# Rival Equipped Bikes at $3,500 Price Point?



## rollin nolan (Jun 22, 2007)

I've got a Rival equipped 07 Roubaix Expert that I love. A buddy of my wants to cross over from mountain biking and has a $3,500 budget. It looks like Shimano has pushed Ultegra back into the OEM market this year (even though we all know Rival is a superior group for less money). 

Can anyone think of a Rival equipped bike on the market right now at this price point?


----------



## capt_phun (Jun 14, 2004)

There are better bikes for less money. A Look 566 with Rival is around $2500.


----------



## Magdaddy (Feb 23, 2007)

that kinda money can get you a Force build on a leftover 08 Cervelo RS-that's 09 Force also. I came close to getting that bike, but my local shop gave me a price on a high zoot Giant(full Red) that I couldn't pass on.
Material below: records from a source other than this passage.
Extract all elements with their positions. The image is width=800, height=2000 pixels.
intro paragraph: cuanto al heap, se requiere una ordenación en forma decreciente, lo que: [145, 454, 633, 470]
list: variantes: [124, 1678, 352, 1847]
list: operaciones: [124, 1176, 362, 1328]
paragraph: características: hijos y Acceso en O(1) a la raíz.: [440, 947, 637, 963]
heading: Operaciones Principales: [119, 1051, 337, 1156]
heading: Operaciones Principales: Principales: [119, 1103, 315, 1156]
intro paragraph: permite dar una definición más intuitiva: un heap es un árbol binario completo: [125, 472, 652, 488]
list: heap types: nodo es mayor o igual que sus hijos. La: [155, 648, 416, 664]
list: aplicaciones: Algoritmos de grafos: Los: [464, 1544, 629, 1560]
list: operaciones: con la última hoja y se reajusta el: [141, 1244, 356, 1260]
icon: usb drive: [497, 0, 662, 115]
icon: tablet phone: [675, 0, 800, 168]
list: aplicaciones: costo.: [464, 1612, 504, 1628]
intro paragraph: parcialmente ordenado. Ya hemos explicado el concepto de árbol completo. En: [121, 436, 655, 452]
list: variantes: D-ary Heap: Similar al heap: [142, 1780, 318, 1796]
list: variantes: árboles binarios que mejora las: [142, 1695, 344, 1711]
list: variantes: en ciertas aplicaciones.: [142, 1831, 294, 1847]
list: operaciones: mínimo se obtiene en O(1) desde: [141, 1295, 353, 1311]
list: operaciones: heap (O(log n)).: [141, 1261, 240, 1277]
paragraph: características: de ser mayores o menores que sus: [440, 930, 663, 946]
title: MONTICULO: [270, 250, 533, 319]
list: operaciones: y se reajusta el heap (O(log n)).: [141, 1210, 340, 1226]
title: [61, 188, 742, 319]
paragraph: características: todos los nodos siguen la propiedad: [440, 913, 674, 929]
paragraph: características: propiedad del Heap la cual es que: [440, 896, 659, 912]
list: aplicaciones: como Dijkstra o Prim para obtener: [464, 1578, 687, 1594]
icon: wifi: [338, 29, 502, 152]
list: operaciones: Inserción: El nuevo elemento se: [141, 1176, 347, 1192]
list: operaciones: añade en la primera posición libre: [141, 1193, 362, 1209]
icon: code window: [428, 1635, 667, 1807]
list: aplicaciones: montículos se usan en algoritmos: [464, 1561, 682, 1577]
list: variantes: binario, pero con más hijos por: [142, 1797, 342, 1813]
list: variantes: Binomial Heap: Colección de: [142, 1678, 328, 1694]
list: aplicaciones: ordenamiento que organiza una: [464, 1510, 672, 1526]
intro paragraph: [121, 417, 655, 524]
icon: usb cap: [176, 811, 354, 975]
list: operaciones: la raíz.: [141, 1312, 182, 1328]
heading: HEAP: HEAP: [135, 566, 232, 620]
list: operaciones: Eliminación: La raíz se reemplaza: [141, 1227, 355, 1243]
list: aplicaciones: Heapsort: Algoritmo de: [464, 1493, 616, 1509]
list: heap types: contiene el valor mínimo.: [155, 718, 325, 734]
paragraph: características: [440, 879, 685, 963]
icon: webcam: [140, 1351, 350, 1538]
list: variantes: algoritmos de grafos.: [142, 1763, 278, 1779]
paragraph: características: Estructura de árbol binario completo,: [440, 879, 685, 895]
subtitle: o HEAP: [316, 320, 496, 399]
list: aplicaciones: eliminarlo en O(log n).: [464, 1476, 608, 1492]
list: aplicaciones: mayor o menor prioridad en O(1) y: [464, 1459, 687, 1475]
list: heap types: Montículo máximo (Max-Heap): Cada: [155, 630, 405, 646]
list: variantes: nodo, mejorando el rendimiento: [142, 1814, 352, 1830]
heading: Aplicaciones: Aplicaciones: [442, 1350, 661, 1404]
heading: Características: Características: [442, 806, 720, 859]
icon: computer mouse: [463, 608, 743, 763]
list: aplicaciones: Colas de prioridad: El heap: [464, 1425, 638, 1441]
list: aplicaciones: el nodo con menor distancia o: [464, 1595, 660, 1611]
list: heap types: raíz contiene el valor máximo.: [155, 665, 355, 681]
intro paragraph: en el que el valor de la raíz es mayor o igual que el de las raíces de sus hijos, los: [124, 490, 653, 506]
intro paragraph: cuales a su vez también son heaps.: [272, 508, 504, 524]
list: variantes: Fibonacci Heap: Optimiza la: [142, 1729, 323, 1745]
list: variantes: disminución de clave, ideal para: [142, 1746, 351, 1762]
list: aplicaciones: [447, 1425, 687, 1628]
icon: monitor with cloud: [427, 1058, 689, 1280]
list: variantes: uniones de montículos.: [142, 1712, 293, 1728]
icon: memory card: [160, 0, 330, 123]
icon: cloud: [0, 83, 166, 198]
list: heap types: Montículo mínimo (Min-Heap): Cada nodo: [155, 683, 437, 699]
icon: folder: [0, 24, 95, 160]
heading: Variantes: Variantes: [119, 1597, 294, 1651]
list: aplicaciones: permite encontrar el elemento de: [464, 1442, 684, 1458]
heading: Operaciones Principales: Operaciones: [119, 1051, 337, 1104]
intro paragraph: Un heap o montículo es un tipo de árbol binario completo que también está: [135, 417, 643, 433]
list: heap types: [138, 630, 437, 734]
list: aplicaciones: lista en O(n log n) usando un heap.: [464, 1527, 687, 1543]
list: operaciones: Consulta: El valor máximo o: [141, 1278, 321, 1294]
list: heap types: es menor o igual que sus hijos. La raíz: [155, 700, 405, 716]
That's a very generous budget he has, he could easily build something for that price range too. I have been a Specialized guy for ten years now, mtn and road. At first I considered the Tarmac and Roubaix Pro, as well as the aforementioned Cervelo, and a lower Giant.

The Tarmac I didn't care for in White, and the Roubiax just didn't do it for me. The Cervelo RS was extremely nice, and the leftovers are EVERYWHERE...but with 7800 DA. The Cervelo RS limited edition bike with Force is as the name implies...limited. However, I found that Cervelo still had some sizes in stock, and I found more than a handful of dealers on line who had them.

The Cervelo RS is truely a ton of bike for the money. Tell your friend good luck, and that he'll love road riding too. Even makes you faster on the dirt too!


----------



## Corndog (Jan 18, 2006)

+1 on getting something like a left over RS. You can get them for like $1700. Get a Rival kit for $700. Then get a really nice set of wheels and bar/stem/post. 

He would be well under that budget listed. You could also pick up an R3 on closeout, about $2400 at most places.


----------



## HikenBike (Apr 3, 2007)

rollin nolan said:


> I've got a Rival equipped 07 Roubaix Expert that I love. A buddy of my wants to cross over from mountain biking and has a $3,500 budget. It looks like Shimano has pushed Ultegra back into the OEM market this year (even though we all know Rival is a superior group for less money).
> 
> Can anyone think of a Rival equipped bike on the market right now at this price point?


Look for the 2008 Cannondale System Six with Rival. Full retail was $2400 in 2008. C'dale stopped making the System Six and they are popular, so it might be hard to come by. If a local dealer has one left over, it's worth a test ride.

http://www.cannondale.com/bikes/08/cusa/model-8RST4D.html


----------



## TheChief (Jul 31, 2008)

*Wow, lots of choices*

I picked up the Look 566. Sounds like the retail has been modified to 2799 on them though. I really love the bike but the Rival drivetrain has blown be away. The 09 rival is awesome and I am glad to make the leap. My brother is a Dura-ace guy and after tuning my bike and riding it he was sold on the SRAM too.

I also rode the Specialize Roubaix with Rival, but the cost was not justified against the Look.

The Treks are just coming out and I guess they are building alot more SRAM.


----------